During the speeches, Taylor focused in on the message that blames Black people for the state of Black America:

They insist that Black poverty is worse because of a lack of role models in Black communities. They blame Black parents. They blame saggy pants. They say work harder. As if the best parenting in the world or the best-fitting pants in the world can bridge the financial gap between the $11,000 a year the U.S. spends on public school students and the $30,000 the U.S. spends to keep someone in prison.

Against racist profiling and police violence 

Among the crowd at the demonstration earlier in the day, there was a determination to make this protest count. For example, activists organizing around issues of the criminal justice system — police violence, mass incarceration, racial profiling, the death penalty, drug laws, stop-and-frisk and more — used the August 24 march as an opportunity to bring their message to a wider audience.

Before the march, as many as 200 people gathered in Farragut Square to speak out about police brutality and racial profiling before marching to the Lincoln Memorial.

A new study by the Washington Lawyers’ Committee that shines a light on the racial profiling of Black and Brown residents of the District has ignited a larger fight against racism. “People arrested in this city are Black people, everywhere they go, and for nonviolent crimes,” said Seema Sadanandan, a lawyer from the ACLU who worked on the report. “It is time for an end to the war on drugs.”

Many of the speakers at the feeder rally had direct experiences with the criminal justice system — like Shujaa Graham, a former death row prisoner in California and lifelong civil rights activist.

Local activists were joined by activists waging similar fights in other cities–like New York, where racial profiling is under scrutiny, particularly because of the NYPD’s use of stop-and-frisk.

Five Mualimm-Ak, a civil rights advocate and organizer with the Campaign to End the New Jim Crow in New York, who knows firsthand the torture of solitary confinement in prison, said:

We as the people have to take responsibility of our dependency upon the prison industrial complex.
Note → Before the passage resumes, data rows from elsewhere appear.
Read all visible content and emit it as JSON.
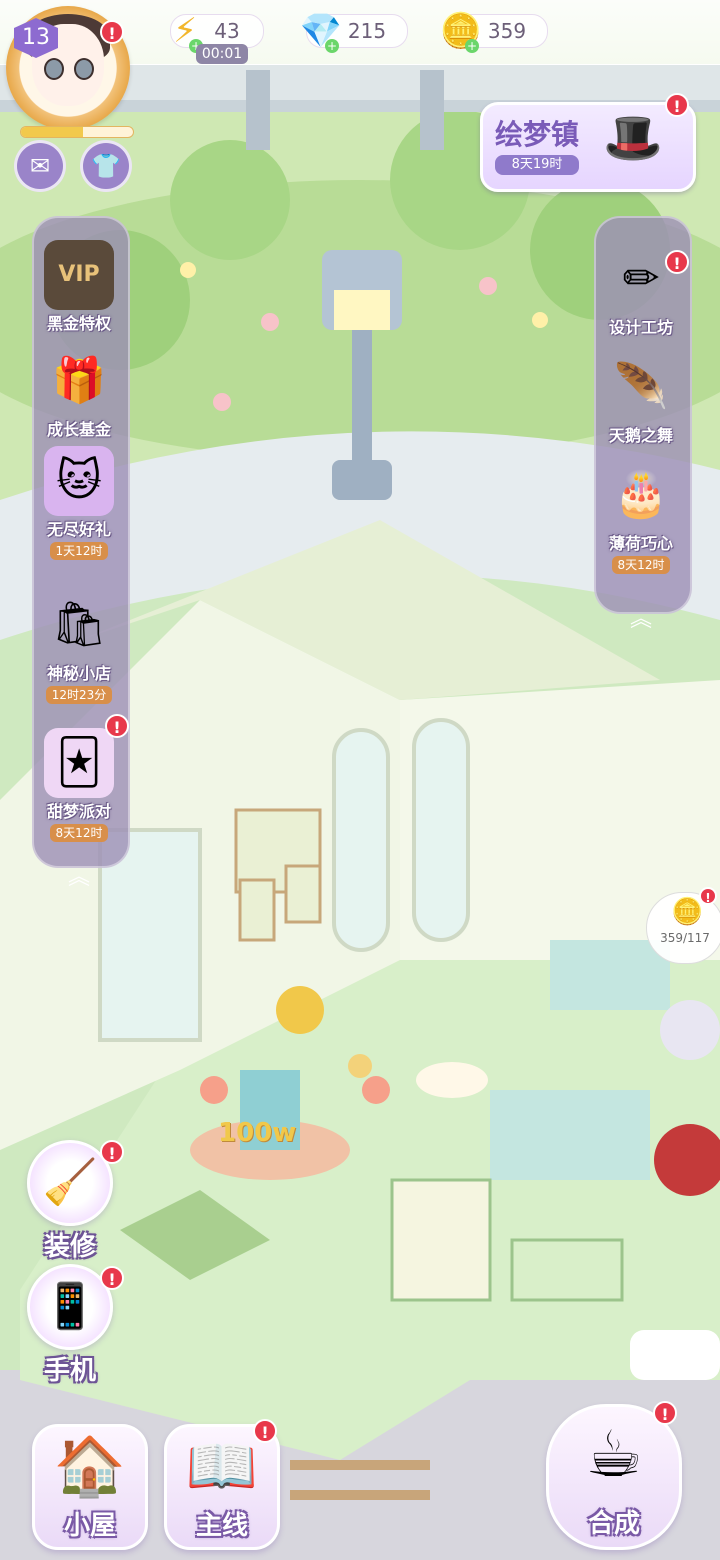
{
  "player": {
    "level": "13"
  },
  "resources": {
    "energy": {
      "value": "43",
      "timer": "00:01",
      "icon": "lightning-icon"
    },
    "gems": {
      "value": "215",
      "icon": "diamond-icon"
    },
    "coins": {
      "value": "359",
      "icon": "coin-icon"
    }
  },
  "event_banner": {
    "title": "绘梦镇",
    "timer": "8天19时"
  },
  "left_sidebar": [
    {
      "label": "黑金特权",
      "icon": "vip-card-icon",
      "badge_text": "VIP"
    },
    {
      "label": "成长基金",
      "icon": "gift-box-icon"
    },
    {
      "label": "无尽好礼",
      "icon": "cat-gift-icon",
      "timer": "1天12时"
    },
    {
      "label": "神秘小店",
      "icon": "shop-gifts-icon",
      "timer": "12时23分"
    },
    {
      "label": "甜梦派对",
      "icon": "party-cards-icon",
      "timer": "8天12时"
    }
  ],
  "right_sidebar": [
    {
      "label": "设计工坊",
      "icon": "pencil-ruler-icon"
    },
    {
      "label": "天鹅之舞",
      "icon": "feather-icon"
    },
    {
      "label": "薄荷巧心",
      "icon": "chocolate-cake-icon",
      "timer": "8天12时"
    }
  ],
  "scene": {
    "coin_collect": "359/117",
    "fountain_sign": "100w"
  },
  "left_actions": [
    {
      "label": "装修",
      "icon": "brush-icon"
    },
    {
      "label": "手机",
      "icon": "phone-icon"
    }
  ],
  "bottom_nav": [
    {
      "label": "小屋",
      "icon": "house-icon"
    },
    {
      "label": "主线",
      "icon": "storybook-icon"
    },
    {
      "label": "合成",
      "icon": "teacup-icon"
    }
  ],
  "colors": {
    "accent_purple": "#9c8fb5",
    "alert_red": "#e8384b",
    "timer_orange": "#d88f4a",
    "floor_green": "#cfe9c0"
  }
}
We must break the chains of financial and psychological commitment to a system of punishment that removes a person from society and cages them.

Our first response to social dilemma, to a person with problematic behavior, should not be immediately caging them and then profiting off of this method of torture. Solitary confinement is mass incarceration–this is how we immediately cage our citizens for anything; lock them away and hope they figure it out on their own.

For activists who are organizing local struggles against the criminal justice system, the march was an opportunity to come together with a united message. Joseph “Jazz” Hayden of the Campaign to End the New Jim Crow said:

We are here to take care of unfinished business…The problem with movements back in the 1960s was that they stopped at the prison wall, they didn’t go over them…Now we have the Supreme Court trashing the Voting Rights Act, and we have mass incarceration. Why are we today? We’re here to connect the dots. We’re here to organize, to meet one another. Our goal should be building a national grassroots movement.

 

Elizabeth Schulte is a journalist for SocialWorker.org. She lives in Chicago. This article was originally published in SocialWorker.org and is reprinted here with permission.  

Ann Coleman, Heather Kangas and Lee Wengraf contributed to this article.